Les forts discréditent les pouvoirs justes. ( Un despote qui arrive au pouvoir par un coup d'état militaire discrédite la République : il va dire par exemple que c'est un pouvoir faible ) Les forts se font passer pour justes : ils se camouflent sous le masque du droit. Bonaparte se trouve une pseudo-légitimité de droit divin ( sacre) alors qu'il fait un coup d'état militaire.
Solution de Pascal qui est une solution de repli :
L'idéal:que le pouvoir juste ait la force de son côté. En fait : on tient pour justes les pouvoirs forts. "Ne pouvant faire que ce qui est juste fut fort, on a fait que ce qui est fort fut juste. "
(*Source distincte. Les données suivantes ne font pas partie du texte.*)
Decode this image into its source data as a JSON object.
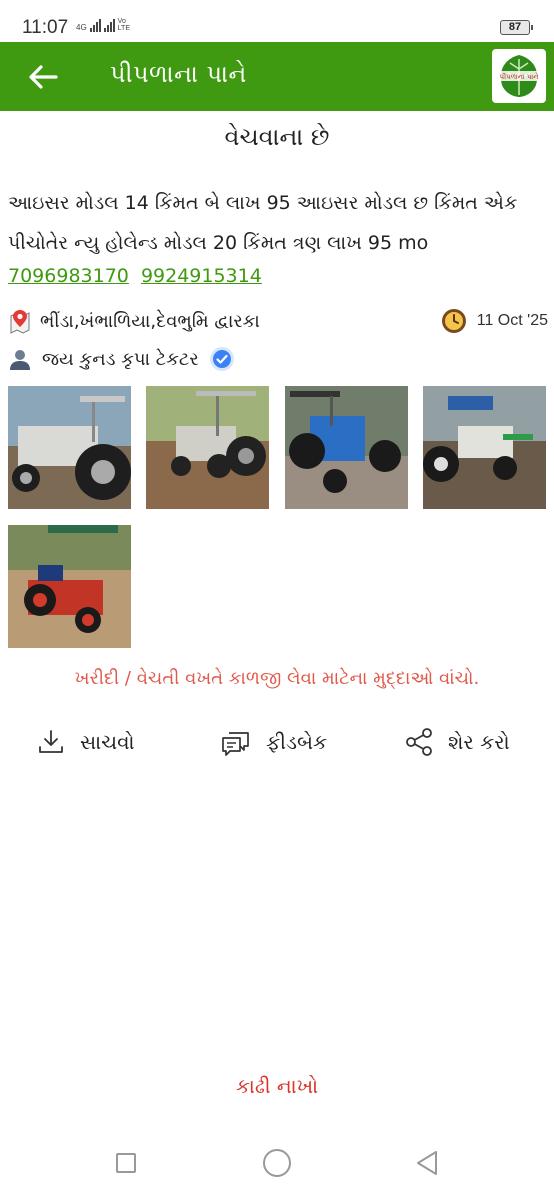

Quand un pouvoir est en place, cela signifie que la force est de son côté, puisqu'il est stable ; on se sait plus ce qu'est la vraie justice, on va faire comme si ce pouvoir en place était juste, on ne va pas s'interroger sur sa vraie légitimité, mais lui obéir parce qu'il faut de l'ordre.
(on retrouve la thèse développée à propos du texte précédent.)
Rappelons la position de Machiavel : Tout état est une domination ( Le Prince) Machiavel refuse de faire une différence entre un pouvoir légitime et un pouvoir usurpé. A l'origine de tout état, il y a une prise de pouvoir par la force, quand l' usurpation est ancienne, on l' a oubliée. Machiavel se veut réaliste : il décrit le fait historique.
La position de Pascal illustre un certain christianisme et l'idée que la raison est impuissante à penser la justice.
Pascal, Pensées.( Brunschvicg 323 / Lafuma 688)
Qu'est-ce que le moi ? Un homme qui se met à la fenêtre pour voir les passants, si je passe par là, puis-je dire qu'il s'est mis là pour me voir ? Non : car il ne pense pas à moi en particulier. Mais celui qui aime quelqu'un à cause de sa beauté, l'aime-t-il ? Non : car la petite vérole, qui tuera la beauté sans tuer la personne, fera qu'il ne l'aimera plus. Et si on m'aime pour mon jugement, pour ma mémoire, m'aime-t-on, moi ? Non, car je puis perdre ces qualités sans me perdre moi-même. Où est donc ce moi, s'il n'est ni dans le corps, ni dans l'âme ? Et comment aimer le corps ou l'âme, sinon pour ces qualités, qui ne sont point ce qui fait le moi, puisqu'elles sont périssables ? Car aimerait-on la substance de l'âme d'une personne abstraitement et quelques qualités qui y fussent ? Cela ne se peut, et serait injuste. On n'aime donc jamais personne, mais seulement des qualités. Qu'on ne se moque donc plus de ceux qui se font honorer pour des charges et des offices, car on n'aime personne que pour des qualités empruntées.